Hesburgh made Irish citizen
Sam Stryker | Tuesday, March 20, 2012
Already a major date on Notre Dame calendars, this year’s St. Patrick’s Day had additional significance for the University. Enda Kenny, Taoiseach (prime minister) of Ireland, visited campus Saturday evening to present an Irish passport to University President Emeritus Fr. Theodore Hesburgh.
At a dinner celebration on the 14th floor of the Hesburgh Library, Kenny said he was proud to present the honor to Hesburgh. The award recognizes the president emeritus as an Irish citizen.
“It’s a particular privilege, and a very special privilege, to meet Fr. Hesburgh here,” Kenny said. “He’s an extraordinary man. I am very privileged indeed, on behalf of all the people of Ireland, to shake [his] hand.”
Chairman emeritus of the Board of Trustees Donald Keough introduced Hesburgh and said doing so for such an important figure in the Notre Dame community is almost “unnecessary.”

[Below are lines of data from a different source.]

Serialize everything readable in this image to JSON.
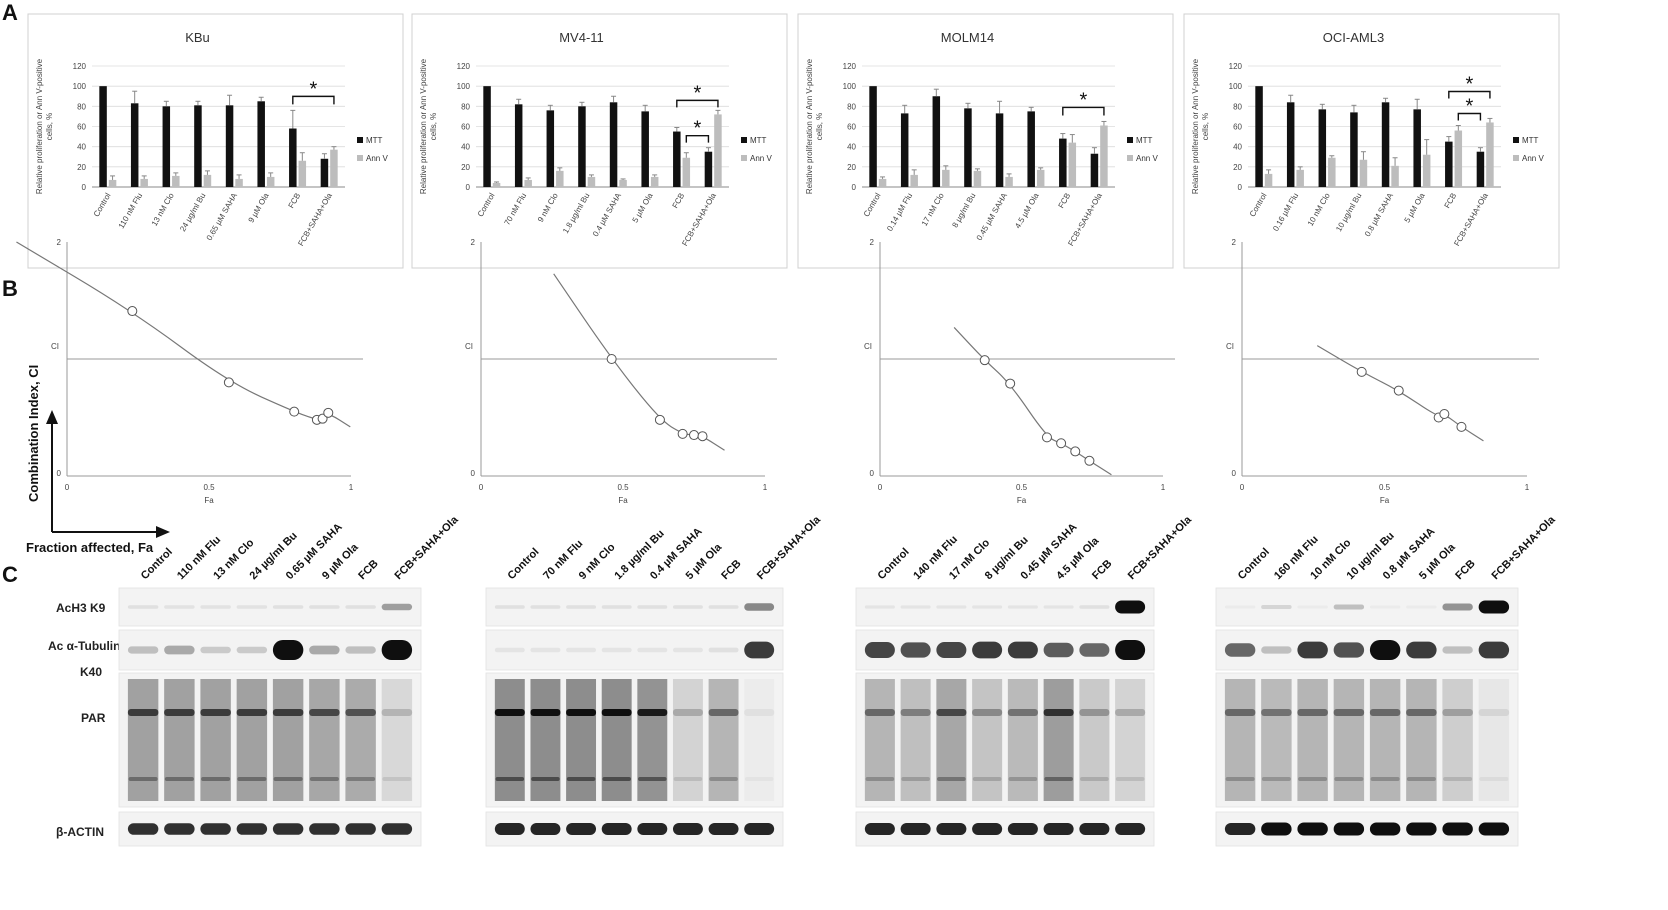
{
  "panels": {
    "A": "A",
    "B": "B",
    "C": "C"
  },
  "proliferation": {
    "ylabel_line1": "Relative proliferation or Ann V-positive",
    "ylabel_line2": "cells, %",
    "legend": [
      "MTT",
      "Ann V"
    ],
    "yticks": [
      "0",
      "20",
      "40",
      "60",
      "80",
      "100",
      "120"
    ],
    "significance_marker": "*"
  },
  "combination_index": {
    "ylabel": "Combination Index, CI",
    "xlabel": "Fraction affected, Fa",
    "xlabel_short": "Fa",
    "ci_label": "CI",
    "xticks": [
      "0",
      "0.5",
      "1"
    ],
    "yticks": [
      "0",
      "2"
    ]
  },
  "chart_data": [
    {
      "type": "bar",
      "title": "KBu",
      "categories": [
        "Control",
        "110 nM Flu",
        "13 nM Clo",
        "24 µg/ml Bu",
        "0.65 µM SAHA",
        "9 µM Ola",
        "FCB",
        "FCB+SAHA+Ola"
      ],
      "series": [
        {
          "name": "MTT",
          "values": [
            100,
            83,
            80,
            81,
            81,
            85,
            58,
            28
          ],
          "errors": [
            0,
            12,
            5,
            4,
            10,
            4,
            18,
            5
          ]
        },
        {
          "name": "Ann V",
          "values": [
            7,
            8,
            11,
            12,
            8,
            10,
            26,
            37
          ],
          "errors": [
            4,
            3,
            3,
            4,
            4,
            4,
            8,
            3
          ]
        }
      ],
      "ylim": [
        0,
        120
      ],
      "significance": [
        [
          6,
          7
        ]
      ]
    },
    {
      "type": "bar",
      "title": "MV4-11",
      "categories": [
        "Control",
        "70 nM Flu",
        "9 nM Clo",
        "1.8 µg/ml Bu",
        "0.4 µM SAHA",
        "5 µM Ola",
        "FCB",
        "FCB+SAHA+Ola"
      ],
      "series": [
        {
          "name": "MTT",
          "values": [
            100,
            82,
            76,
            80,
            84,
            75,
            55,
            35
          ],
          "errors": [
            0,
            5,
            5,
            4,
            6,
            6,
            4,
            4
          ]
        },
        {
          "name": "Ann V",
          "values": [
            4,
            7,
            16,
            10,
            7,
            10,
            29,
            72
          ],
          "errors": [
            1,
            2,
            3,
            2,
            1,
            2,
            5,
            4
          ]
        }
      ],
      "ylim": [
        0,
        120
      ],
      "significance": [
        [
          6,
          7
        ],
        [
          6,
          7
        ]
      ]
    },
    {
      "type": "bar",
      "title": "MOLM14",
      "categories": [
        "Control",
        "0.14 µM Flu",
        "17 nM Clo",
        "8 µg/ml Bu",
        "0.45 µM SAHA",
        "4.5 µM Ola",
        "FCB",
        "FCB+SAHA+Ola"
      ],
      "series": [
        {
          "name": "MTT",
          "values": [
            100,
            73,
            90,
            78,
            73,
            75,
            48,
            33
          ],
          "errors": [
            0,
            8,
            7,
            5,
            12,
            4,
            5,
            6
          ]
        },
        {
          "name": "Ann V",
          "values": [
            8,
            12,
            17,
            16,
            10,
            17,
            44,
            61
          ],
          "errors": [
            2,
            5,
            4,
            2,
            3,
            2,
            8,
            4
          ]
        }
      ],
      "ylim": [
        0,
        120
      ],
      "significance": [
        [
          6,
          7
        ]
      ]
    },
    {
      "type": "bar",
      "title": "OCI-AML3",
      "categories": [
        "Control",
        "0.16 µM Flu",
        "10 nM Clo",
        "10 µg/ml Bu",
        "0.8 µM SAHA",
        "5 µM Ola",
        "FCB",
        "FCB+SAHA+Ola"
      ],
      "series": [
        {
          "name": "MTT",
          "values": [
            100,
            84,
            77,
            74,
            84,
            77,
            45,
            35
          ],
          "errors": [
            0,
            7,
            5,
            7,
            4,
            10,
            5,
            4
          ]
        },
        {
          "name": "Ann V",
          "values": [
            13,
            17,
            29,
            27,
            21,
            32,
            56,
            64
          ],
          "errors": [
            4,
            3,
            2,
            8,
            8,
            15,
            5,
            4
          ]
        }
      ],
      "ylim": [
        0,
        120
      ],
      "significance": [
        [
          6,
          7
        ],
        [
          6,
          7
        ]
      ]
    },
    {
      "type": "scatter",
      "title": "",
      "x": [
        0.23,
        0.57,
        0.8,
        0.88,
        0.9,
        0.92
      ],
      "y": [
        1.41,
        0.8,
        0.55,
        0.48,
        0.49,
        0.54
      ],
      "xlim": [
        0,
        1
      ],
      "ylim": [
        0,
        2
      ]
    },
    {
      "type": "scatter",
      "title": "",
      "x": [
        0.46,
        0.63,
        0.71,
        0.75,
        0.78
      ],
      "y": [
        1.0,
        0.48,
        0.36,
        0.35,
        0.34
      ],
      "xlim": [
        0,
        1
      ],
      "ylim": [
        0,
        2
      ]
    },
    {
      "type": "scatter",
      "title": "",
      "x": [
        0.37,
        0.46,
        0.59,
        0.64,
        0.69,
        0.74
      ],
      "y": [
        0.99,
        0.79,
        0.33,
        0.28,
        0.21,
        0.13
      ],
      "xlim": [
        0,
        1
      ],
      "ylim": [
        0,
        2
      ]
    },
    {
      "type": "scatter",
      "title": "",
      "x": [
        0.42,
        0.55,
        0.69,
        0.71,
        0.77
      ],
      "y": [
        0.89,
        0.73,
        0.5,
        0.53,
        0.42
      ],
      "xlim": [
        0,
        1
      ],
      "ylim": [
        0,
        2
      ]
    }
  ],
  "blots": {
    "row_labels": [
      "AcH3 K9",
      "Ac α-Tubulin",
      "K40",
      "PAR",
      "β-ACTIN"
    ],
    "lanes": [
      [
        "Control",
        "110 nM Flu",
        "13 nM Clo",
        "24 µg/ml Bu",
        "0.65 µM SAHA",
        "9 µM Ola",
        "FCB",
        "FCB+SAHA+Ola"
      ],
      [
        "Control",
        "70 nM Flu",
        "9 nM Clo",
        "1.8 µg/ml Bu",
        "0.4 µM SAHA",
        "5 µM Ola",
        "FCB",
        "FCB+SAHA+Ola"
      ],
      [
        "Control",
        "140 nM Flu",
        "17 nM Clo",
        "8 µg/ml Bu",
        "0.45 µM SAHA",
        "4.5 µM Ola",
        "FCB",
        "FCB+SAHA+Ola"
      ],
      [
        "Control",
        "160 nM Flu",
        "10 nM Clo",
        "10 µg/ml Bu",
        "0.8 µM SAHA",
        "5 µM Ola",
        "FCB",
        "FCB+SAHA+Ola"
      ]
    ],
    "acetyl_h3": [
      [
        0.05,
        0.04,
        0.04,
        0.04,
        0.05,
        0.05,
        0.05,
        0.35
      ],
      [
        0.05,
        0.05,
        0.05,
        0.05,
        0.05,
        0.05,
        0.05,
        0.45
      ],
      [
        0.03,
        0.03,
        0.03,
        0.03,
        0.03,
        0.03,
        0.05,
        1.0
      ],
      [
        0.0,
        0.1,
        0.0,
        0.2,
        0.0,
        0.0,
        0.4,
        1.0
      ]
    ],
    "acetyl_tubulin": [
      [
        0.2,
        0.3,
        0.15,
        0.15,
        1.0,
        0.3,
        0.2,
        1.0
      ],
      [
        0.03,
        0.03,
        0.03,
        0.03,
        0.03,
        0.03,
        0.05,
        0.8
      ],
      [
        0.75,
        0.7,
        0.75,
        0.8,
        0.8,
        0.65,
        0.6,
        1.0
      ],
      [
        0.6,
        0.2,
        0.8,
        0.7,
        1.0,
        0.8,
        0.2,
        0.8
      ]
    ],
    "par": [
      [
        0.8,
        0.8,
        0.8,
        0.8,
        0.8,
        0.75,
        0.7,
        0.25
      ],
      [
        1.0,
        1.0,
        1.0,
        1.0,
        0.95,
        0.3,
        0.6,
        0.05
      ],
      [
        0.6,
        0.5,
        0.75,
        0.45,
        0.55,
        0.85,
        0.4,
        0.3
      ],
      [
        0.6,
        0.55,
        0.6,
        0.6,
        0.6,
        0.6,
        0.35,
        0.1
      ]
    ],
    "beta_actin": [
      [
        0.85,
        0.85,
        0.85,
        0.85,
        0.85,
        0.85,
        0.85,
        0.85
      ],
      [
        0.9,
        0.9,
        0.9,
        0.9,
        0.9,
        0.9,
        0.9,
        0.9
      ],
      [
        0.9,
        0.9,
        0.9,
        0.9,
        0.9,
        0.9,
        0.9,
        0.9
      ],
      [
        0.9,
        1.0,
        1.0,
        1.0,
        1.0,
        1.0,
        1.0,
        1.0
      ]
    ]
  }
}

“It’s like introducing the Golden Dome. It’s impossible,” he said. “He’s the soul of this place.”
Hesburgh set out with an “impossible” vision to create the “greatest Catholic university in the world” when he became president, Keough said, a mission that continues to this day.
“He meant it,” Keough said. “He started this place on a journey, and it never ended.”
Hesburgh said much of the progress of the University could be attributed to the many lay people, young and old, who have shared this vision.
“The Church would be nothing today without the leadership of so many laymen,” he said. “It’s the laymen and the dedication they have for [Notre Dame] that make this place possible.”
Hesburgh, whose grandfather was born in Ireland and immigrated to the United States as an infant, said he recognized the relationship between Ireland and Notre Dame has been an especially significant one throughout the University’s history.
“It’s a link at the heart of all that we are, and I think it’s at the heart of all that we aspire to be,” he said.
Hesburgh said the University was honored to host such a major Irish political figure on the holiday.
“To be here with us on this Feast of Saint Patrick, it’s the kind of miracle we get used to at Notre Dame,” he said.
In welcoming the Taoiseach to campus, University President Fr. John Jenkins said Notre Dame has always possessed a strong Irish presence, stretching back to the founders and ranging from University presidents to the student body. He said this is embodied in the name “Fighting Irish,” which originally possessed derogatory meaning.
“The name ‘Fighting Irish’ was originally intended as a slur in the 1930s to indicate a University of rowdy, unruly drunken Irishmen,” he said. “But the University embraced that name, and transformed it to represent a real resilience.”
Now, regardless of ethnicity, all members of the University community are part of this heritage, Jenkins said.
“Today, at Notre Dame, we’re of Asian, African, European and Latino ancestry, but we’re all Fighting Irish and very proud of that,” he said.
Hesburgh said the evening offered an opportunity to celebrate this spirit.
“It’s an evening that we can all be Irish for a while, even though we may be half or a quarter something else,” he said.
This spirit applies to the people of Ireland as well, Kenny said.
“I am thrilled about this ‘Fighting Irish’ concept, for we have no fear for the future so long as we respect where it is that we came from,” he said.
Kenny said he knew before coming to Notre Dame the importance of the University in Irish-American heritage.
“Somebody said to me before I left, ‘When you go there, remember you are in the center of the soul of what it means to be Irish-American,'” he said.
After taking part in Chicago’s Saint Patrick’s Day Parade earlier in the day, Kenny said he recognized how important the spirit of his nation is to many people in the United States.
“Everyone wants to be Irish,” he said.
The Taoiseach is also set to visit New York City and the White House in his trip to America.
As the Notre Dame football team prepares to square off against Navy at Dublin on Sept. 1, Kenny said he is excited for Notre Dame to reciprocate his visit.
“We look with great excitement to the flights incoming from the west into Dublin in September when Notre Dame comes to destroy Navy,” he said.